Economies do not like uncertainty. In the near-term we may see a temporary lull in the US economy, as well as the housing market, as we analyze what a Trump presidency really means. But at the present time, I do not see any substantive cause for panic in the housing sector.

We are a resilient nation, and as long as we continue to have checks-and balances, I have confidence that we will endure any period of uncertainty and come out stronger.

 

 

 

Matthew Gardner is the Chief Economist for Windermere Real Estate, specializing in residential market analysis, commercial/industrial market analysis, financial analysis, and land use and regional economics.

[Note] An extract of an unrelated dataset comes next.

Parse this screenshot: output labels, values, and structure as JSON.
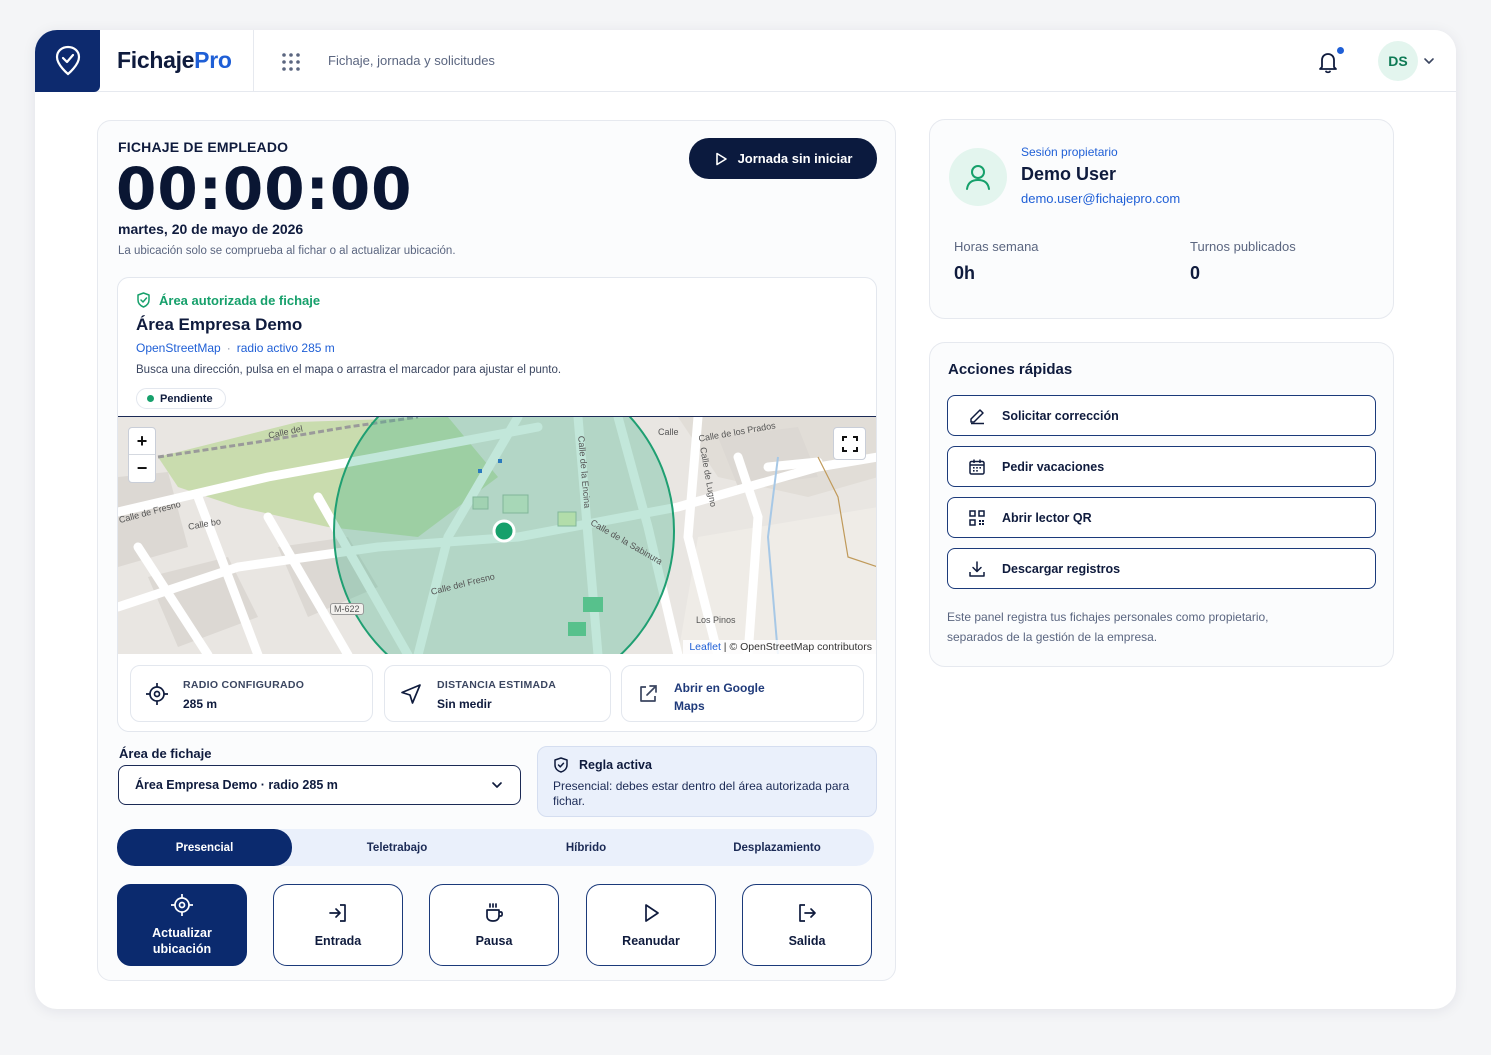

He is the former Principal of Gardner Economics, and has over 25 years of professional experience both in the U.S. and U.K.

The Gardner Report | Western Washington Real Estate Market Update

ECONOMIC OVERVIEW

Annual employment growth in Washington State slowed somewhat in the third quarter of this year, but still remains well above the long-term average. Additionally, the jobs that are being created are primarily quality, high-paying positions, which is important for the health of our economy.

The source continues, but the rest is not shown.